= Cresselly House =

Georgian country house in Cresselly, Pembrokeshire, Wales

Cresselly House is a Georgian country house in the village of Cresselly, Pembrokeshire that operates as a country house hotel. It is a Grade II* listed building while its gardens and park are designated at Grade II on the Cadw/ICOMOS Register of Parks and Gardens of Special Historic Interest in Wales.

==History==
Cresselly had belonged to the Bartlett family since 1564. It came into the Allen family in 1728 when John Allen (d. 1752), of Goodhooke, married Joan, the daughter and heiress of John Bartlett of Cresselly. John Allen was appointed High Sheriff of Pembrokeshire in 1732. The estate lay on reserves of coal, which were mined to provide an income and exported from Cresswell Quay. The present house was built in 1769 by John Allen's son, Captain John Bartlett Allen, an army officer in the First Foot Guards, to replace an earlier building which was undesirably close to the coal mines.
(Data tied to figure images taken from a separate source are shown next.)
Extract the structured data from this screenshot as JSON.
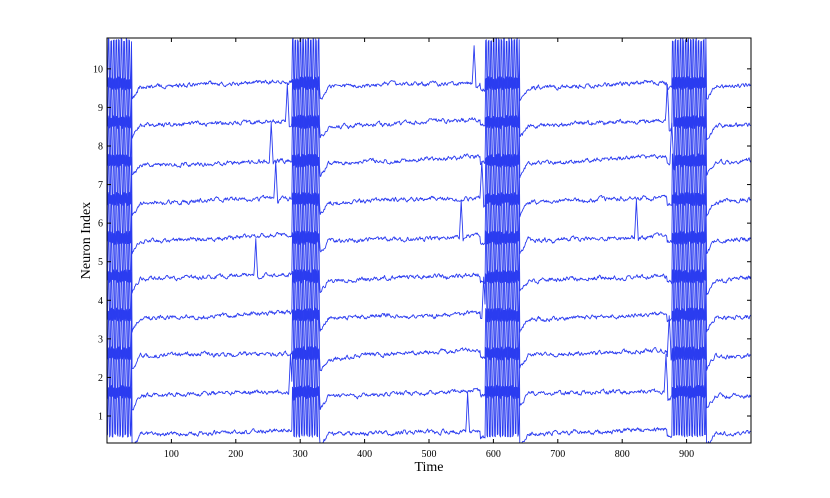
{
  "chart_data": {
    "type": "line",
    "xlabel": "Time",
    "ylabel": "Neuron Index",
    "xlim": [
      0,
      1000
    ],
    "ylim": [
      0.3,
      10.8
    ],
    "xticks": [
      "100",
      "200",
      "300",
      "400",
      "500",
      "600",
      "700",
      "800",
      "900"
    ],
    "yticks": [
      "1",
      "2",
      "3",
      "4",
      "5",
      "6",
      "7",
      "8",
      "9",
      "10"
    ],
    "grid": false,
    "line_color": "#2b3cf0",
    "bursts": [
      {
        "start": 2,
        "end": 38
      },
      {
        "start": 288,
        "end": 330
      },
      {
        "start": 588,
        "end": 640
      },
      {
        "start": 878,
        "end": 930
      }
    ],
    "series": [
      {
        "index": 1,
        "baseline": 0.05,
        "spikes": [
          560
        ]
      },
      {
        "index": 2,
        "baseline": 0.05,
        "spikes": [
          285,
          868
        ]
      },
      {
        "index": 3,
        "baseline": 0.05,
        "spikes": [
          873
        ]
      },
      {
        "index": 4,
        "baseline": 0.05,
        "spikes": [
          585
        ]
      },
      {
        "index": 5,
        "baseline": 0.05,
        "spikes": [
          231
        ]
      },
      {
        "index": 6,
        "baseline": 0.05,
        "spikes": [
          550,
          822
        ]
      },
      {
        "index": 7,
        "baseline": 0.05,
        "spikes": [
          262,
          582
        ]
      },
      {
        "index": 8,
        "baseline": 0.05,
        "spikes": [
          255,
          877
        ]
      },
      {
        "index": 9,
        "baseline": 0.05,
        "spikes": [
          280,
          870
        ]
      },
      {
        "index": 10,
        "baseline": 0.05,
        "spikes": [
          570
        ]
      }
    ]
  }
}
The estate descended in the male line down to Henry Seymour Allen (1847-1928) who died unmarried, when it passed to his nephew, Hugh Evelyn Allen (1880-1933). Hugh Evelyn's heir was his only daughter, Auriol Joan Bartlett Harrison-Allen. Her son, Hugh Harrison-Allen has been the present owner since 1992 following Auriol's death

==Architecture and description==
The main range is rubble built in three storeys with two storey blocks on either side. It faces west looking down a valley towards the Cleddau Estuary.